Gray on the attack

In the past, I dated girls who colored their hair out of boredom. Now I'm dating older and dating grayer. Amanda colors her hair out of necessity. She's got an invasion of gray hair that she fights back once a month or so with a chemical bomb. The resurgence of gray never bothers me. I'm more entertained by the jokes I can crack shortly after the latest attack.

The joke's on me now. Last week, Amanda stopped me mid-sentence (a tough feat) to reach up and pluck a white hair out of the top of my head. I don't know how she saw it.
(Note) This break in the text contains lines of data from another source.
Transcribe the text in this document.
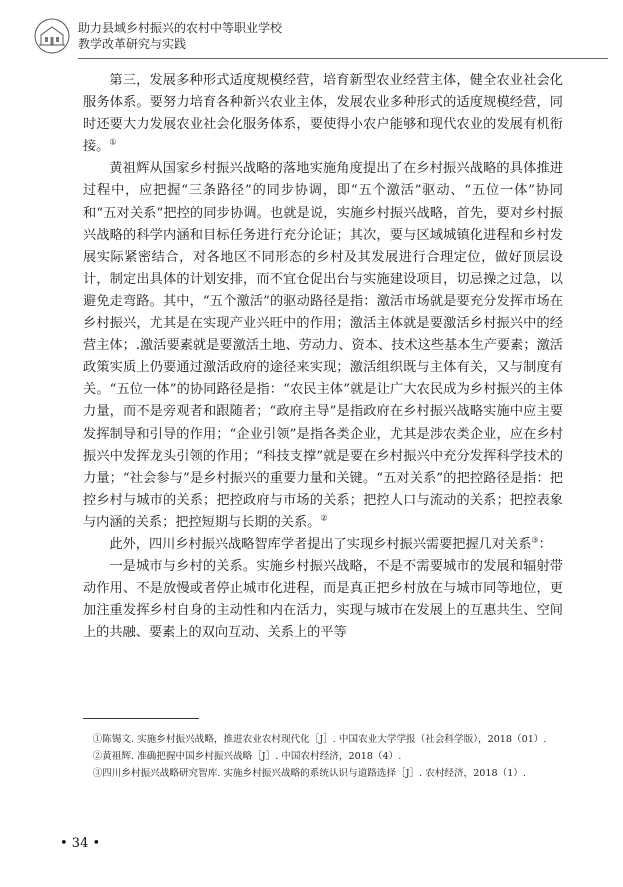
助力县域乡村振兴的农村中等职业学校
教学改革研究与实践

第三，发展多种形式适度规模经营，培育新型农业经营主体，健全农业社会化服务体系。要努力培育各种新兴农业主体，发展农业多种形式的适度规模经营，同时还要大力发展农业社会化服务体系，要使得小农户能够和现代农业的发展有机衔接。①

黄祖辉从国家乡村振兴战略的落地实施角度提出了在乡村振兴战略的具体推进过程中，应把握“三条路径”的同步协调，即“五个激活”驱动、“五位一体”协同和“五对关系”把控的同步协调。也就是说，实施乡村振兴战略，首先，要对乡村振兴战略的科学内涵和目标任务进行充分论证；其次，要与区域城镇化进程和乡村发展实际紧密结合，对各地区不同形态的乡村及其发展进行合理定位，做好顶层设计，制定出具体的计划安排，而不宜仓促出台与实施建设项目，切忌操之过急，以避免走弯路。其中，“五个激活”的驱动路径是指：激活市场就是要充分发挥市场在乡村振兴，尤其是在实现产业兴旺中的作用；激活主体就是要激活乡村振兴中的经营主体；.激活要素就是要激活土地、劳动力、资本、技术这些基本生产要素；激活政策实质上仍要通过激活政府的途径来实现；激活组织既与主体有关，又与制度有关。“五位一体”的协同路径是指：“农民主体”就是让广大农民成为乡村振兴的主体力量，而不是旁观者和跟随者；“政府主导”是指政府在乡村振兴战略实施中应主要发挥制导和引导的作用；“企业引领”是指各类企业，尤其是涉农类企业，应在乡村振兴中发挥龙头引领的作用；“科技支撑”就是要在乡村振兴中充分发挥科学技术的力量；“社会参与”是乡村振兴的重要力量和关键。“五对关系”的把控路径是指：把控乡村与城市的关系；把控政府与市场的关系；把控人口与流动的关系；把控表象与内涵的关系；把控短期与长期的关系。②

此外，四川乡村振兴战略智库学者提出了实现乡村振兴需要把握几对关系③：

一是城市与乡村的关系。实施乡村振兴战略，不是不需要城市的发展和辐射带动作用、不是放慢或者停止城市化进程，而是真正把乡村放在与城市同等地位，更加注重发挥乡村自身的主动性和内在活力，实现与城市在发展上的互惠共生、空间上的共融、要素上的双向互动、关系上的平等

①陈锡文. 实施乡村振兴战略，推进农业农村现代化［J］. 中国农业大学学报（社会科学版），2018（01）.

②黄祖辉. 准确把握中国乡村振兴战略［J］. 中国农村经济，2018（4）.

③四川乡村振兴战略研究智库. 实施乡村振兴战略的系统认识与道路选择［J］. 农村经济，2018（1）.

• 34 •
I've always had a mix of blonde in my dark brown hair and thought she misidentified the rogue hair. She hadn't. The hair had a coarse, wiry texture. Likely, one of Amanda's hairs attacked overnight and embedded itself at my remote station, I thought.

Yesterday, Dad came up behind me and filed through my hair at random. Something caught his eye and signaled him over to investigate.

"Dude, you have gray hair," he said after a moment.

(When Dad was about 30, he grew a patch of gray hair overnight -- dead-center on the front of his hairline. The previous night he had the same black, wavy hair like always, but that morning he emerged with skunk hair. It was odd. It looked cool. It's since become his trademark look, only matched by his Letterman gap.)

Following the proclamation, Amanda and Nina joined Dad's ranks and I suddenly had a team exploring my hair. The Nina, the Guido and the Amanda Renee were on a mission to find a New World of gray.

"Dang Paolo, when did that happen?" the Nina asked.

"Ha ha! You're an old man!" said the Guido.

"I told you, Paolo. You've got more gray than I do!" said the Amanda Renee.

All three confirmed that I had hair the color of Plymouth Rock on the top of my head.

Enough with the Old World metaphors. I've got gray hair, people. No chemical bombs or defensive maneuvers for me. The forecast looks gray from here on out.